Monday, August 20, 2018

Enjott Schneider, Magic of Irreality, Isolde & Tristan, Dreamdancers

"We are surrounded by emptiness and dreams," says the composer Enjott Schneider in the liner notes to his recent CD Magic of Irreality (Wergo 5118-2). We are composed bodily of mostly empty space. The solid part of us and the universe is reality energy in motion. Well and good, though on a Monday morning I do prefer to think of the world as very solid, even if that is illusory. I have trouble with the morning coffee, getting it inside me and then dealing with the week! Nonetheless that is in a sense MY problem and nothing to do with the music at hand. And as music can remind us in the best ways, there are seemingly ethereal forces at work always in our life and it can be the best of all of our experiences.

In fact the music in the words of the composer "seek[s] out poetic contradictions," the aerated energy in the illusion of solidity if you will. Imagine Romanticism teetering on the edge of modernism as in ,Wagner's "Tristan" and Schoenberg's "Verklarte Nacht" then add the translucent liquidity of Debussy's "Images" and you may begin the see a picture of the precedents and roots of the two double concertos that comprise this album.

The Siberiun State Symphony under the recently recording rich, ubiquitous conductor Vladimir Lande confidently and artistically present the orchestral tapestries of Schneider with real sympathy and understanding, it seems to me.  The soloists for the two concerted works are admirable. For the work "Isolde & Tristan" Jiemin Yan takes the solo erhu part, Wen-Sinn Yang the cello. For "Dreamdancers" it is Otto Sauter on piccolo trumpet and Sergei Nakariakov on the flugelhorn.

"Isolde & Tristan" reverses the order of the characters to underscore Isolde's importance to the story. Solo erhu and cello sound their magic part in expressive ways. Movement  one combines motifs from the Tristan prelude especially with music of a Chinese "character," as the composer puts it.   The second movement deals with the potion in the story and juxtaposes diatonic Irish inflected melodies of Tristan's homeland with Wagnerian chromaticism. The third movement looks at the night love scene and uses motifs and excerpts from that part of the opera and for the first time the two concerted instruments join in expressive duets. And so the work continues for two more movements and you can hear that and read about it for yourself. Any devotee of this opera will find it all familiar yet reworked and imaginative.

"Dreamdancers" comes into the world of dreams with the night's emotional unrestraint and extra-real unreality. There is much of musical interest to explore here. Distinguished thematic content and a kind of pictoral melodic landscape keep the music in a later tonal mode with the two horns leading the way through the episodic thickets. The horn parts are breathtaking!

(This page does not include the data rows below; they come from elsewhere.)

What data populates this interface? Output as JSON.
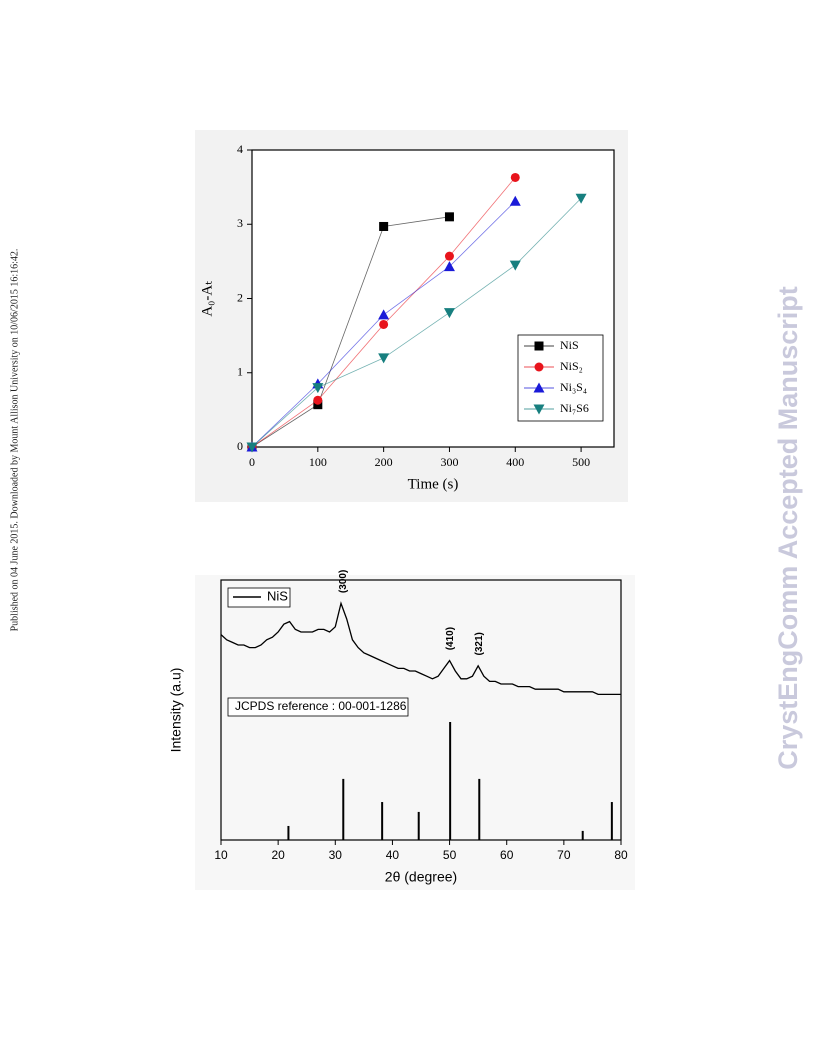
{
  "side_note": "Published on 04 June 2015. Downloaded by Mount Allison University on 10/06/2015 16:16:42.",
  "watermark": "CrystEngComm Accepted Manuscript",
  "chart_data": [
    {
      "type": "line",
      "xlabel": "Time (s)",
      "ylabel": "A₀-Aₜ",
      "xlim": [
        0,
        550
      ],
      "ylim": [
        0,
        4
      ],
      "xticks": [
        0,
        100,
        200,
        300,
        400,
        500
      ],
      "yticks": [
        0,
        1,
        2,
        3,
        4
      ],
      "legend": "right",
      "series": [
        {
          "name": "NiS",
          "color": "#000000",
          "marker": "square",
          "x": [
            0,
            100,
            200,
            300
          ],
          "values": [
            0,
            0.57,
            2.97,
            3.1
          ]
        },
        {
          "name": "NiS₂",
          "color": "#e8141c",
          "marker": "circle",
          "x": [
            0,
            100,
            200,
            300,
            400
          ],
          "values": [
            0,
            0.63,
            1.65,
            2.57,
            3.63
          ]
        },
        {
          "name": "Ni₃S₄",
          "color": "#1a1ad8",
          "marker": "triangle-up",
          "x": [
            0,
            100,
            200,
            300,
            400
          ],
          "values": [
            0,
            0.85,
            1.78,
            2.43,
            3.31
          ]
        },
        {
          "name": "Ni₇S6",
          "color": "#177f7f",
          "marker": "triangle-down",
          "x": [
            0,
            100,
            200,
            300,
            400,
            500
          ],
          "values": [
            0,
            0.8,
            1.2,
            1.81,
            2.45,
            3.35
          ]
        }
      ]
    },
    {
      "type": "line",
      "xlabel": "2θ (degree)",
      "ylabel": "Intensity (a.u)",
      "xlim": [
        10,
        80
      ],
      "ylim": [
        0,
        100
      ],
      "xticks": [
        10,
        20,
        30,
        40,
        50,
        60,
        70,
        80
      ],
      "series": [
        {
          "name": "NiS",
          "color": "#000000",
          "x": [
            10,
            11,
            12,
            13,
            14,
            15,
            16,
            17,
            18,
            19,
            20,
            21,
            22,
            23,
            24,
            25,
            26,
            27,
            28,
            29,
            30,
            31,
            32,
            33,
            34,
            35,
            36,
            37,
            38,
            39,
            40,
            41,
            42,
            43,
            44,
            45,
            46,
            47,
            48,
            49,
            50,
            51,
            52,
            53,
            54,
            55,
            56,
            57,
            58,
            59,
            60,
            61,
            62,
            63,
            64,
            65,
            66,
            67,
            68,
            69,
            70,
            71,
            72,
            73,
            74,
            75,
            76,
            77,
            78,
            79,
            80
          ],
          "values": [
            79,
            77,
            76,
            75,
            75,
            74,
            74,
            75,
            77,
            78,
            80,
            83,
            84,
            81,
            80,
            80,
            80,
            81,
            81,
            80,
            82,
            91,
            85,
            77,
            74,
            72,
            71,
            70,
            69,
            68,
            67,
            66,
            66,
            65,
            65,
            64,
            63,
            62,
            63,
            66,
            69,
            65,
            62,
            62,
            63,
            67,
            63,
            61,
            61,
            60,
            60,
            60,
            59,
            59,
            59,
            58,
            58,
            58,
            58,
            58,
            57,
            57,
            57,
            57,
            57,
            57,
            56,
            56,
            56,
            56,
            56
          ]
        }
      ],
      "annotations": [
        {
          "text": "(300)",
          "x": 31.4
        },
        {
          "text": "(410)",
          "x": 50.1
        },
        {
          "text": "(321)",
          "x": 55.2
        }
      ],
      "reference": {
        "label": "JCPDS reference : 00-001-1286",
        "x": [
          21.8,
          31.4,
          38.2,
          44.6,
          50.1,
          55.2,
          73.3,
          78.4
        ],
        "values": [
          5.4,
          23.5,
          14.6,
          10.8,
          45.4,
          23.5,
          3.5,
          14.6
        ]
      }
    }
  ]
}
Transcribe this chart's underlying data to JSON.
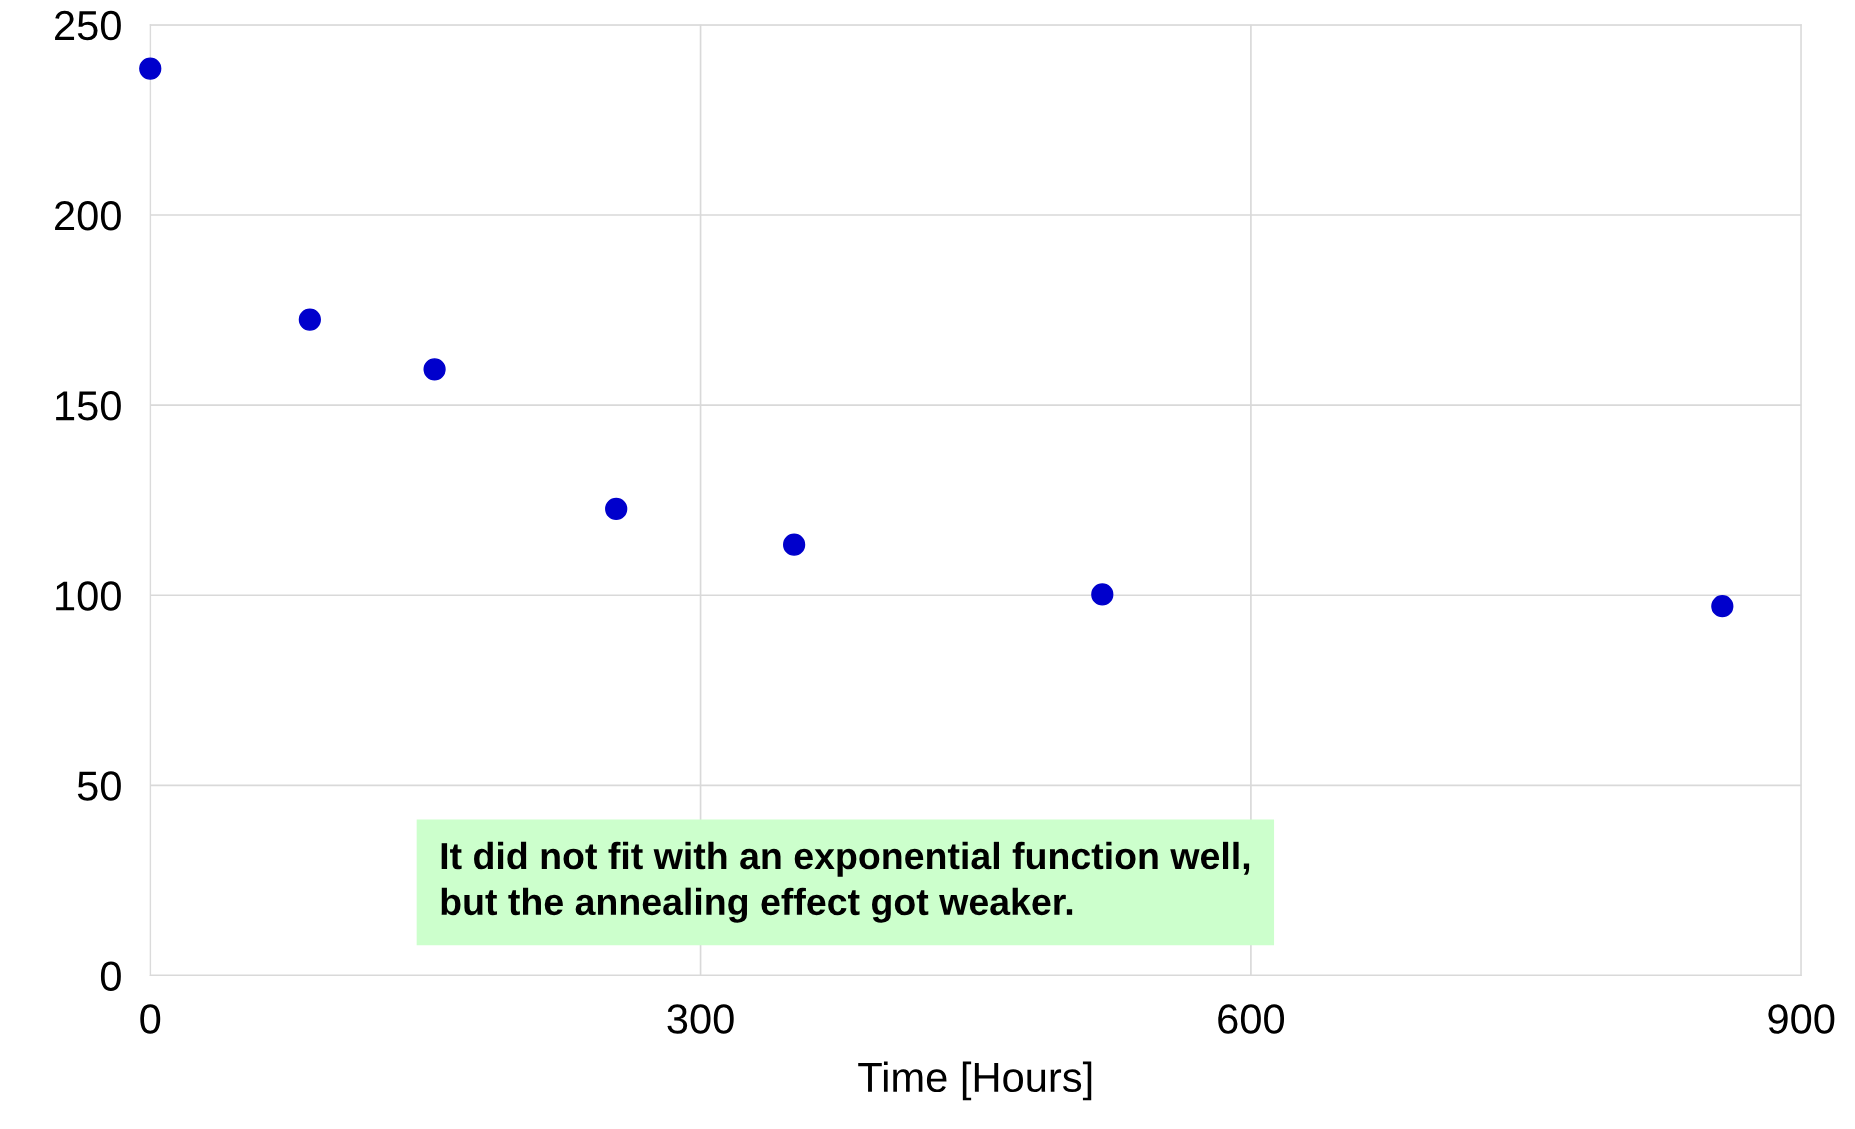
{
  "chart_data": {
    "type": "scatter",
    "xlabel": "Time [Hours]",
    "x": [
      0,
      87,
      155,
      254,
      351,
      519,
      857
    ],
    "series": [
      {
        "color": "#0000cc",
        "values": [
          238.5,
          172.5,
          159.4,
          122.7,
          113.3,
          100.2,
          97.1
        ]
      }
    ],
    "xlim": [
      0,
      900
    ],
    "xticks": [
      0,
      300,
      600,
      900
    ],
    "ylim": [
      0,
      250
    ],
    "yticks": [
      0,
      50,
      100,
      150,
      200,
      250
    ],
    "grid": true,
    "marker": "circle",
    "annotations": [
      "It did not fit with an exponential function well,\nbut the annealing effect got weaker."
    ]
  }
}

See my blog posting from January 3, 2017 for a review of an earlier concerto disk by the composer. I liked that one as well.

Schneider proceeds according to his own dictates and proclivities, and fashions a well-crafted and expressive blend that does not go out of its way to be "Ultra-Modern" yet too would not be mistaken for a work of a composer in say 1900 or so. That indeed is part of the charm, that it comes out of the past to make a singular future for itself.

In the end I appreciate this music. It is neither wildly contemporary nor is it somehow reactionary. This is the music Schneider was born to make, without a doubt, and it grows out of his own musical personality and so is organic I suppose you could say, not in the least ingratiating in a superfluous way. Delightful music, worth hearing.